Nathan Farragut Twining
General, U.S. Air Force (Commander 15th Air Force)
Nathan Farragut Twining was born on 11 October 1897 in Monroe, WI, and came from a military background. His forebears had served in the U.S. Army and Navy since the French and Indian War. (He is the brother of U.S. Marine Corps General Merrill B. Twining and the nephew of U.S. Navy Rear Admiral Nathan C. Twining.) His mother was Frances Staver Twining, author of Bird-Watching in the West.
In 1913, Twining moved with his family to Oswego, OR, where he served in the Oregon National Guard from 1915-17. In 1917, he received an appointment to the U.S. Military Academy. Because the program was shortened so as to produce more officers for combat, he spent only two years at the Academy and graduated just a few days too late for service in World War I.

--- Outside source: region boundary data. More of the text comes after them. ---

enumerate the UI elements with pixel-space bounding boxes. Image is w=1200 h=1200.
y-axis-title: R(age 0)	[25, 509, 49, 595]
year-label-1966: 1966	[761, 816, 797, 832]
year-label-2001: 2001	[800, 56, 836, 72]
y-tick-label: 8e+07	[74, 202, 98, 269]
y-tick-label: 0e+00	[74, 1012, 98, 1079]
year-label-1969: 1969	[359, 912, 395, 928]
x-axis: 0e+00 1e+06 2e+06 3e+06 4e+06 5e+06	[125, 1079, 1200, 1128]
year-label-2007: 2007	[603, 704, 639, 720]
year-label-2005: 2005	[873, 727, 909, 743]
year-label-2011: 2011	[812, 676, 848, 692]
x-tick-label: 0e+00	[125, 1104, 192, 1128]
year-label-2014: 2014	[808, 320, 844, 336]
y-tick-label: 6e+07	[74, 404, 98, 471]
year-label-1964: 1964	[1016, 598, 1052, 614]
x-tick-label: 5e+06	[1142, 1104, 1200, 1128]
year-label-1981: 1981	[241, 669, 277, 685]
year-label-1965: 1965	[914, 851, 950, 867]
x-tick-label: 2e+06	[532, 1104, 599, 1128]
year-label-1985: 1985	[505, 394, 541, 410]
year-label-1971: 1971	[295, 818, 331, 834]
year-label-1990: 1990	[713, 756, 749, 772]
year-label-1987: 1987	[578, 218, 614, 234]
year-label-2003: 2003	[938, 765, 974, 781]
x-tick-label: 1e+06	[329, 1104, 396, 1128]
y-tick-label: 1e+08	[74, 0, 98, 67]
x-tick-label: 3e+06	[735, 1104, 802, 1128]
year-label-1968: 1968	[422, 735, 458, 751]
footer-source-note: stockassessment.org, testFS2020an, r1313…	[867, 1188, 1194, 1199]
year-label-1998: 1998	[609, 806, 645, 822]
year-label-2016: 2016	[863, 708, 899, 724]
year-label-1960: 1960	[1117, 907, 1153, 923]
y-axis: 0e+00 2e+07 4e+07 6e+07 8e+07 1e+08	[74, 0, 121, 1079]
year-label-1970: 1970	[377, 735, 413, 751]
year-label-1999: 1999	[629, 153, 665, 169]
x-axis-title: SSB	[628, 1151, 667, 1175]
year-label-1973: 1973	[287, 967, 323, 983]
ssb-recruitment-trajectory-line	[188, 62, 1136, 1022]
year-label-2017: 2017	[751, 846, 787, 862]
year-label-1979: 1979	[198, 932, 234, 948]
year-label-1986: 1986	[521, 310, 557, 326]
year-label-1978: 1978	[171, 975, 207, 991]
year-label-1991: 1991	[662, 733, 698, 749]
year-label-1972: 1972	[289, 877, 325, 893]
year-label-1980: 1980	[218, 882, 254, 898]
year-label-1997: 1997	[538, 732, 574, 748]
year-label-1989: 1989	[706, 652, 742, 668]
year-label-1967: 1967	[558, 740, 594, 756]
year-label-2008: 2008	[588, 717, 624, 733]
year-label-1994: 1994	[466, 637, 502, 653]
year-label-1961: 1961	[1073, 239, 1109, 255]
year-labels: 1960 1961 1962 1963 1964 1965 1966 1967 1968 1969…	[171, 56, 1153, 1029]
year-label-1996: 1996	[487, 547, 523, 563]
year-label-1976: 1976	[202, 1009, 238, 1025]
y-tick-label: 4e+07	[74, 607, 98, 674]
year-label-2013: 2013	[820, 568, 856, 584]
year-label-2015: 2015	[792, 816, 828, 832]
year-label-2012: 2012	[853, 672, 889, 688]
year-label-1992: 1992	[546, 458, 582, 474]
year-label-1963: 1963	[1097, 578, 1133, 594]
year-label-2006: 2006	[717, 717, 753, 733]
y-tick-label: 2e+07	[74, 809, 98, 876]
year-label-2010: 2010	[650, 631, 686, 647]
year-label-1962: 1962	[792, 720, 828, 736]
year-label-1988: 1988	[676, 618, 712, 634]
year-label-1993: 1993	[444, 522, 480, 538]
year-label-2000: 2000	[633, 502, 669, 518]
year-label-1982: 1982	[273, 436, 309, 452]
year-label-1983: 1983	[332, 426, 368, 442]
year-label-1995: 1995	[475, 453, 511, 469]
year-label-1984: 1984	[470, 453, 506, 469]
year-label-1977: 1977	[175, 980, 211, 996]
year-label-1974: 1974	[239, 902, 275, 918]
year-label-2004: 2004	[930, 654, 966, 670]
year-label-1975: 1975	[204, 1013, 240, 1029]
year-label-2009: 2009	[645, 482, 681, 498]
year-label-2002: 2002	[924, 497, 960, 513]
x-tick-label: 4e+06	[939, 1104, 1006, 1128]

After graduating in 1918 and serving in the U.S. Army Infantry for three years, he transferred to the Air Service. Over the next 15 years he flew fighter aircraft in Texas, Louisiana, and Hawaii, while also attending the Air Corps Tactical School and the Command and General Staff College. When war broke out in Europe he was assigned to the Operations Division on the Air Staff; then, in 1942, he was sent to the South Pacific where he became Chief of Staff of the Allied air forces in that area.
In January 1943, he assumed Command of the Thirteenth Air Force, and that same November he traveled across the world to take over the Fifteenth Air Force from Major General Jimmy Doolittle. On 1 February 1943, the U.S. Navy rescued Brigadier General Twining, the 13th Air Force Commander, and 14 others, near New Hebrides Islands. They ditched their plane on the way from Guadalcanal to Espiritu Santo and spent six days in life rafts. When Germany surrendered, Arnold sent Twining back to the Pacific to Command the B-29s of the Twentieth Air Force in the last push against Japan, but he was there only a short time when the atomic strikes ended the war. On 20 October 1945, Twining led three B-29s in developing a new route from Guam to Washington via India and Germany. They completed the 13,167-mile-trip in 59 hours, 30 minutes. He returned to the U.S. where he was named Commander of the Air Materiel Command, and in 1947 he took over Alaskan Air Command.
After three years there he was set to retire as a Lieutenant General, but when Muir Fairchild, the Vice Chief of Staff, died unexpectedly of a heart attack, Twining was elevated to the four-star rank of General and named as his successor.
In 1947, Twining was asked to study UFO reports; he recommended that a formal study of the phenomenon take place; Project Sign was the result.
When Hoyt Vandenberg retired in mid-1953 due to prostate cancer, Twining was selected as Chief of Staff. During his tenure, massive retaliation based on airpower became the national strategy.
In 1957, President Dwight D. Eisenhower appointed Twining as Chairman of the Joint Chiefs of Staff. He was the first Air Force General to serve in that role.
General Twining retired from active duty in 1960.
Honors:
National Aviation Hall of Fame (1996):
A city park in Monroe, Wisconsin, Twining's birthplace, and an elementary school on the Air Force base in Grand Forks, North Dakota are named after him.
An extensive amateur astronomy observatory facility located in rural central New Mexico is named after him.
Death and Burial:
General Nathan Farragut Twining died on 29 March 1982 at Lackland Air Force Base, TX. He is buried at Arlington National Cemetery in Arlington, VA, in Section 30, Lot 434-2.